The problem with incentives is compounded by the increase in opportunities to take risk. That is, financial innovation has made things even worse. In the past, payment streams and risks tended to come bundled together. Today, you can purchase or sell virtually any payment stream with any risk characteristics you want – that’s what financial engineering is all about. This ability to separate finance into its most fundamental pieces – the financial analogue to subatomic particles – has profound implications for the way in which risk is bought and sold. While it is true that risk can go to those most able to bear it, the ability to sell risk easily and cheaply comes along with the ability to accumulate risk in almost arbitrarily large amounts. The result is that small numbers of firms or individuals have the potential to jeopardise the stability of the entire financial system.And some conclusions from his tenure at the BIS:
I have listened to and participated in these discussions for five years. I have benefited greatly from this experience, not least because I have been able to prepare these discussions. But in addition I have learned how problems that are local in their origin can become global in their impact. And it is here that we need to work harder to understand how and when a narrow focus on local concerns is short-sighted. I believe that the crisis has sharpened our awareness of the need to overcome domestic biases.

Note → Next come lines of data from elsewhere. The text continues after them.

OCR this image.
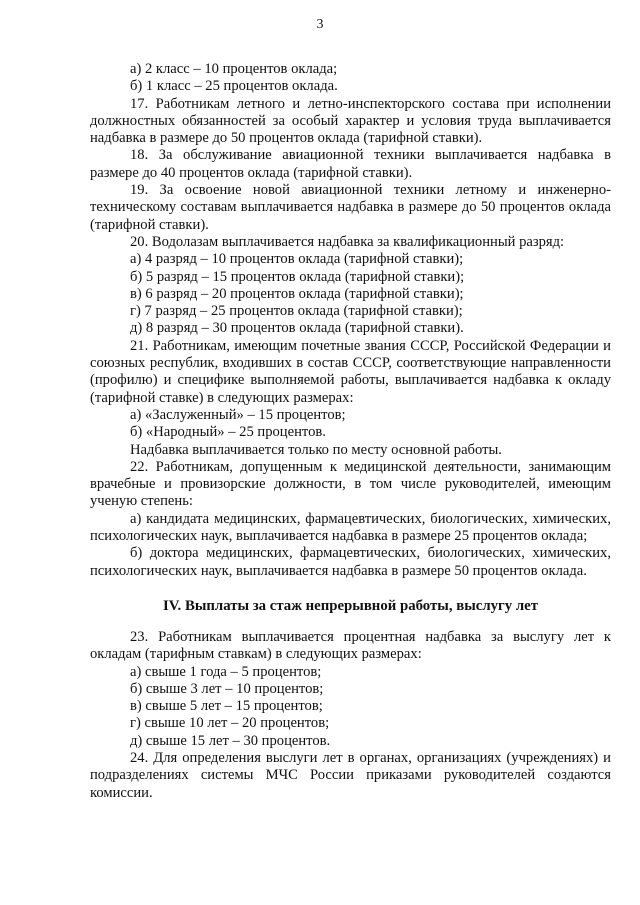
3

а) 2 класс – 10 процентов оклада;

б) 1 класс – 25 процентов оклада.

17. Работникам летного и летно-инспекторского состава при исполнении должностных обязанностей за особый характер и условия труда выплачивается надбавка в размере до 50 процентов оклада (тарифной ставки).

18. За обслуживание авиационной техники выплачивается надбавка в размере до 40 процентов оклада (тарифной ставки).

19. За освоение новой авиационной техники летному и инженерно-техническому составам выплачивается надбавка в размере до 50 процентов оклада (тарифной ставки).

20. Водолазам выплачивается надбавка за квалификационный разряд:

а) 4 разряд – 10 процентов оклада (тарифной ставки);

б) 5 разряд – 15 процентов оклада (тарифной ставки);

в) 6 разряд – 20 процентов оклада (тарифной ставки);

г) 7 разряд – 25 процентов оклада (тарифной ставки);

д) 8 разряд – 30 процентов оклада (тарифной ставки).

21. Работникам, имеющим почетные звания СССР, Российской Федерации и союзных республик, входивших в состав СССР, соответствующие направленности (профилю) и специфике выполняемой работы, выплачивается надбавка к окладу (тарифной ставке) в следующих размерах:

а) «Заслуженный» – 15 процентов;

б) «Народный» – 25 процентов.

Надбавка выплачивается только по месту основной работы.

22. Работникам, допущенным к медицинской деятельности, занимающим врачебные и провизорские должности, в том числе руководителей, имеющим ученую степень:

а) кандидата медицинских, фармацевтических, биологических, химических, психологических наук, выплачивается надбавка в размере 25 процентов оклада;

б) доктора медицинских, фармацевтических, биологических, химических, психологических наук, выплачивается надбавка в размере 50 процентов оклада.

IV. Выплаты за стаж непрерывной работы, выслугу лет

23. Работникам выплачивается процентная надбавка за выслугу лет к окладам (тарифным ставкам) в следующих размерах:

а) свыше 1 года – 5 процентов;

б) свыше 3 лет – 10 процентов;

в) свыше 5 лет – 15 процентов;

г) свыше 10 лет – 20 процентов;

д) свыше 15 лет – 30 процентов.

24. Для определения выслуги лет в органах, организациях (учреждениях) и подразделениях системы МЧС России приказами руководителей создаются комиссии.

My own change in perspective may serve as example. Before I arrived in Basel in 2008, I thought that for emerging market countries to succeed they should follow the path blazed by the advanced economies. Slowly, these less developed countries would prosper and become more like their older and richer siblings. The crisis taught me that something strange had happened. Yes, the emerging market countries were adopting institutional frameworks that mimicked those in advanced economies; they were laying the groundwork for prosperity. But at the same time, the advanced economies’ financial systems were becoming fragile. And, in 2008 we found out that they bore a very strong resemblance to their crisis-prone less developed brothers and sisters. It was the advanced economies that in an important way had come to look like the emerging markets.